Two-Player Yorke's Game of Survival in Chaotic Transients

TL;DR

This paper introduces a novel two-player game within chaotic systems, utilizing chaos control methods to identify winning strategies and initial conditions for players with opposing objectives.

Contribution

It applies chaos control techniques to game theory, specifically analyzing a two-player game in the logistic map to determine winning sets and strategies.

Findings

Identified winning sets for each player in the chaotic system.

Demonstrated the use of chaos control algorithms in strategic decision-making.

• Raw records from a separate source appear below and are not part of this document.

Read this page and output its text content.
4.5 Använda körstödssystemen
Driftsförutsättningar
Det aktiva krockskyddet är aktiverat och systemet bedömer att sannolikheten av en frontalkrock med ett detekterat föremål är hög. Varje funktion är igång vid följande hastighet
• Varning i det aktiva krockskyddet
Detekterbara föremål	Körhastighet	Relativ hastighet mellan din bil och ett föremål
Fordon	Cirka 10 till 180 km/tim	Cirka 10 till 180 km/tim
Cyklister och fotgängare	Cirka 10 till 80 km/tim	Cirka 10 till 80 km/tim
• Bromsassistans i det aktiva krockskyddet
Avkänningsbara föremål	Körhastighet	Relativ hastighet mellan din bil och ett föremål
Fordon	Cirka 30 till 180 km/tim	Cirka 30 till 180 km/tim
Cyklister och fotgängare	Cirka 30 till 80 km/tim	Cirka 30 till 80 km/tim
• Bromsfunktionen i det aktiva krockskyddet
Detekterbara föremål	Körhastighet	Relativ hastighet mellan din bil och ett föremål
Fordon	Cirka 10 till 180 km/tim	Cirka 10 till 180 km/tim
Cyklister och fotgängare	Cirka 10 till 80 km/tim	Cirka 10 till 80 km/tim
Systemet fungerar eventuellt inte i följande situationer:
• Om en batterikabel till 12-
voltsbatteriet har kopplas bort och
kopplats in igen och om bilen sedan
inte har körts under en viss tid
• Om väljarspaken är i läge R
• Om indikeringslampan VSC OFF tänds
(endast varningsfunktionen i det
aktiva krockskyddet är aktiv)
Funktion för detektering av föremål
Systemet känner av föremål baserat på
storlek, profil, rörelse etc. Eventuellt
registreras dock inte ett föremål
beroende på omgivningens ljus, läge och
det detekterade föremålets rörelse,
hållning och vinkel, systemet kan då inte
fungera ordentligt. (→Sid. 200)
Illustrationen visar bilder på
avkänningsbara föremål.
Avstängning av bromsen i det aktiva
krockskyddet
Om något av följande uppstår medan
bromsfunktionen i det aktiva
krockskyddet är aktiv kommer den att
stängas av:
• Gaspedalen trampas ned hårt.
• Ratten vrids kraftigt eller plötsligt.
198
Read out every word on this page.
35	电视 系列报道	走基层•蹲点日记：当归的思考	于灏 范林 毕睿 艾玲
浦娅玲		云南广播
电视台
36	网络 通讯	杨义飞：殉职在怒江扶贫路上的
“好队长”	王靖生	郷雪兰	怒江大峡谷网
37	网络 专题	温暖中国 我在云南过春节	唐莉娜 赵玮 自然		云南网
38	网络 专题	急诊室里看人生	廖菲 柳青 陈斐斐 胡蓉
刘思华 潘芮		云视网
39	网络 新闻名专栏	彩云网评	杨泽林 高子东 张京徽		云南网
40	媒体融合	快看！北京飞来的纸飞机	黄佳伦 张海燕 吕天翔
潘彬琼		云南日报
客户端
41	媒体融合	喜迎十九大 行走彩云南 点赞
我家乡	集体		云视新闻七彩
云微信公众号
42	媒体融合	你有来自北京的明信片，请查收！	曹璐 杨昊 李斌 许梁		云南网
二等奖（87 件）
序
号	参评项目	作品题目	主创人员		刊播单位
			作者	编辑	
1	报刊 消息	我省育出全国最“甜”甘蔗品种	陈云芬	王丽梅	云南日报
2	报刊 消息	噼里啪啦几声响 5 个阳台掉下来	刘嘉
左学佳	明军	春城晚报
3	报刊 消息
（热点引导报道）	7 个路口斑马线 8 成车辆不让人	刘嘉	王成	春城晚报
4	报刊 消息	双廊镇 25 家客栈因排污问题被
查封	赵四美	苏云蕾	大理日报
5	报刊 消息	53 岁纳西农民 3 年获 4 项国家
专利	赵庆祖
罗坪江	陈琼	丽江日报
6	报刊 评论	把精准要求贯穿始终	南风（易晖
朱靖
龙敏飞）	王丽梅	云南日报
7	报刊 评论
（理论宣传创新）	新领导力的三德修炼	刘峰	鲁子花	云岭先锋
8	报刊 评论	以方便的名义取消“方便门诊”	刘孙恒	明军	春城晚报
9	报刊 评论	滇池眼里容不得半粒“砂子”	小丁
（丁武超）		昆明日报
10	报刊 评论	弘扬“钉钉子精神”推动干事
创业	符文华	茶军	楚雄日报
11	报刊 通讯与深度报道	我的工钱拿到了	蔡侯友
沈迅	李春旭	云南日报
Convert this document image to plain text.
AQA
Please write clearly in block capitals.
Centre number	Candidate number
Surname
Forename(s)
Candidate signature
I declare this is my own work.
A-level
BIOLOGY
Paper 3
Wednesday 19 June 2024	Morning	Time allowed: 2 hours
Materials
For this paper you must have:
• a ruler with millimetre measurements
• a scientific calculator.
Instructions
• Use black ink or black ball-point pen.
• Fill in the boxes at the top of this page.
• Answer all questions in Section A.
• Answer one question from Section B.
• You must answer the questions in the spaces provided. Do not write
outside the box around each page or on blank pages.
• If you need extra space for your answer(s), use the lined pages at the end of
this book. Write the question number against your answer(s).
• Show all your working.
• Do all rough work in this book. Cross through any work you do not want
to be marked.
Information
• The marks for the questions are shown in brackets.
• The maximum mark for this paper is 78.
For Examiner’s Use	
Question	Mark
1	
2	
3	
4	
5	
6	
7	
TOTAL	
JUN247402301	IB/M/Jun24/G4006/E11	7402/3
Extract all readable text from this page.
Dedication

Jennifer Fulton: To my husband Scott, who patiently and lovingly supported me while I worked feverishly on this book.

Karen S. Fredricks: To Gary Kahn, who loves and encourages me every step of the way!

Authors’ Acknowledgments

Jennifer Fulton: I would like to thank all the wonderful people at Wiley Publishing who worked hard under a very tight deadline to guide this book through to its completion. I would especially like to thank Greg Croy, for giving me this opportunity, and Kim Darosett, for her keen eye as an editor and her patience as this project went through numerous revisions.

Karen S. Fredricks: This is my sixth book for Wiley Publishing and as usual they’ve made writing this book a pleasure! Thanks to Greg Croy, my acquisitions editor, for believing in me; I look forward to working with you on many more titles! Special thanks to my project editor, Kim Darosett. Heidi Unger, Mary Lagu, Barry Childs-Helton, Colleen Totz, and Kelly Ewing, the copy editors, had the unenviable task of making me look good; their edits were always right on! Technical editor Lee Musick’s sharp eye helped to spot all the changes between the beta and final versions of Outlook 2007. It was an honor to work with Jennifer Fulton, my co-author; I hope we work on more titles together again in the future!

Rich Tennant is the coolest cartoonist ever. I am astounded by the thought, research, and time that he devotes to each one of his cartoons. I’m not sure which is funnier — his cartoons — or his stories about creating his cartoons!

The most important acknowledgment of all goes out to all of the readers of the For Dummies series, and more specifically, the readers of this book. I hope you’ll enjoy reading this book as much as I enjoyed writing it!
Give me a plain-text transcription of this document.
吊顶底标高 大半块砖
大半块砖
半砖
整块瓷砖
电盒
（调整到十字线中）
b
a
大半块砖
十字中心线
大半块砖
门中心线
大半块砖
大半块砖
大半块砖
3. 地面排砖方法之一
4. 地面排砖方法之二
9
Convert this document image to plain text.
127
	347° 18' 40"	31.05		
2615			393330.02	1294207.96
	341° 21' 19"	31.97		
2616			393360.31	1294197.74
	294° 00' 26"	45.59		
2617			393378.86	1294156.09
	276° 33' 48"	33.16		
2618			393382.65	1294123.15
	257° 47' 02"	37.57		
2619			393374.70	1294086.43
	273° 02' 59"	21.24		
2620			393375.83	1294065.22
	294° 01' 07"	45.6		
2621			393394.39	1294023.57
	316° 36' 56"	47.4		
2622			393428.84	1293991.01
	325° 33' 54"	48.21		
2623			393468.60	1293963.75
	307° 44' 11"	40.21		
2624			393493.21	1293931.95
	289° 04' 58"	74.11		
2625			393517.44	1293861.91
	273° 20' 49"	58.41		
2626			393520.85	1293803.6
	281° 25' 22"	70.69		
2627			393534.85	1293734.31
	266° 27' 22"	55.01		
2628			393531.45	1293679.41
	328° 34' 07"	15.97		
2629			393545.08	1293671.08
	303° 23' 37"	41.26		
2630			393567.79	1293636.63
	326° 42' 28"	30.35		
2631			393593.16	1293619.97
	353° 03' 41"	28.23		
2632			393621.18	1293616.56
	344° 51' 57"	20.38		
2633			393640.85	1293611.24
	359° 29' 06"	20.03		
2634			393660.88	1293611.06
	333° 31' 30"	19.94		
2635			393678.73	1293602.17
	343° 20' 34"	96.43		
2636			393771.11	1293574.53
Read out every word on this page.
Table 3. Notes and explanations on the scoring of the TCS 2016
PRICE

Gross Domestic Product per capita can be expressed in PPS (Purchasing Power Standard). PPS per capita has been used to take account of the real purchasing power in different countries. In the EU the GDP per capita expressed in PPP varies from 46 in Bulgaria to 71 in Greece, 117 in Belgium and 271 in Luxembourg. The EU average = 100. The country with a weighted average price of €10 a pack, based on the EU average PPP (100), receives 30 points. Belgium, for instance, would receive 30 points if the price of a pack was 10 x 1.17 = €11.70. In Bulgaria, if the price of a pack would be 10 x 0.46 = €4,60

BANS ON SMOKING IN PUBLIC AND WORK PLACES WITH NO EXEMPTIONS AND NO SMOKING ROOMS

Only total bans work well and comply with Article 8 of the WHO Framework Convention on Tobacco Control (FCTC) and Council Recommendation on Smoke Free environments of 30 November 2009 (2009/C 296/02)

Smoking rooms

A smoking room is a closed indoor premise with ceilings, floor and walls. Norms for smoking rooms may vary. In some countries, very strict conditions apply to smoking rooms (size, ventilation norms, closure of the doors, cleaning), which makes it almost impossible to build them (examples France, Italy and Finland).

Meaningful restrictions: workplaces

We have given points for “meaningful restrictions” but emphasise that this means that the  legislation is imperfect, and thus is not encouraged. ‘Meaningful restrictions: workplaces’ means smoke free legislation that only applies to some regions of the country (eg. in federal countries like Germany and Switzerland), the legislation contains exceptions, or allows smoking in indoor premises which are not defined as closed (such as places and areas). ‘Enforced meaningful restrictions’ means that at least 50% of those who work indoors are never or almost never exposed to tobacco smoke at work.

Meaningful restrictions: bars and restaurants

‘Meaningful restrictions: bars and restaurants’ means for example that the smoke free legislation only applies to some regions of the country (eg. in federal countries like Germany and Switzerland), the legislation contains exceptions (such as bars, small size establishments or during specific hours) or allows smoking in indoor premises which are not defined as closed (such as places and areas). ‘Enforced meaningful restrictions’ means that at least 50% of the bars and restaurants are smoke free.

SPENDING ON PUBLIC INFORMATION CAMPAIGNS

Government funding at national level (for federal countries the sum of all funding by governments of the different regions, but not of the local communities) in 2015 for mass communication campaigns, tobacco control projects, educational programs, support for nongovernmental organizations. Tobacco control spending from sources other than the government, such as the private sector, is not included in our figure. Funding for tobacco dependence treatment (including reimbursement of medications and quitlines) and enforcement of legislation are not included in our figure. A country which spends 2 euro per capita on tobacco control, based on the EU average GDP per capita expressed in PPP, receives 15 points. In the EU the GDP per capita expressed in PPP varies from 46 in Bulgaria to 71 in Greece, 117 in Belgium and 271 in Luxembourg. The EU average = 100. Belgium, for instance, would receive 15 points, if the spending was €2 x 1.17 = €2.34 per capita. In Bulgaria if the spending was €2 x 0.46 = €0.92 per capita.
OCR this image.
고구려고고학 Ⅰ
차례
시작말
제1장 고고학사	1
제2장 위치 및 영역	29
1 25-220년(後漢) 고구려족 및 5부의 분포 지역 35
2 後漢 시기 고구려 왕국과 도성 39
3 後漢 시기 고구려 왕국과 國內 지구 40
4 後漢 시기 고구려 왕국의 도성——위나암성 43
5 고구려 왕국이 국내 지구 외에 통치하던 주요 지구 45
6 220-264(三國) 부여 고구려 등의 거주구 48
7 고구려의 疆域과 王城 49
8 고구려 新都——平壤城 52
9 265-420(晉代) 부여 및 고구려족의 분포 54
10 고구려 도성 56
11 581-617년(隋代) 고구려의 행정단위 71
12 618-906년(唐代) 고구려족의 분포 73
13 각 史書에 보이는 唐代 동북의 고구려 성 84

Showed how incomplete information can still lead to winning strategies.

Abstract

We present a novel two-player game in a chaotic dynamical system where players have opposing objectives regarding the system's behavior. The game is analyzed using a methodology from the field of chaos control known as partial control. Our aim is to introduce the utility of this methodology in the scope of game theory. These algorithms enable players to devise winning strategies even when they lack complete information about their opponent's actions. To illustrate the approach, we apply it to a chaotic system, the logistic map. In this scenario, one player aims to maintain the system's trajectory within a transient chaotic region, while the opposing player seeks to expel the trajectory from this region. The methodology identifies the set of initial conditions that guarantee victory for each player, referred to as the winning sets, along with the corresponding strategies required to achieve their respective objectives.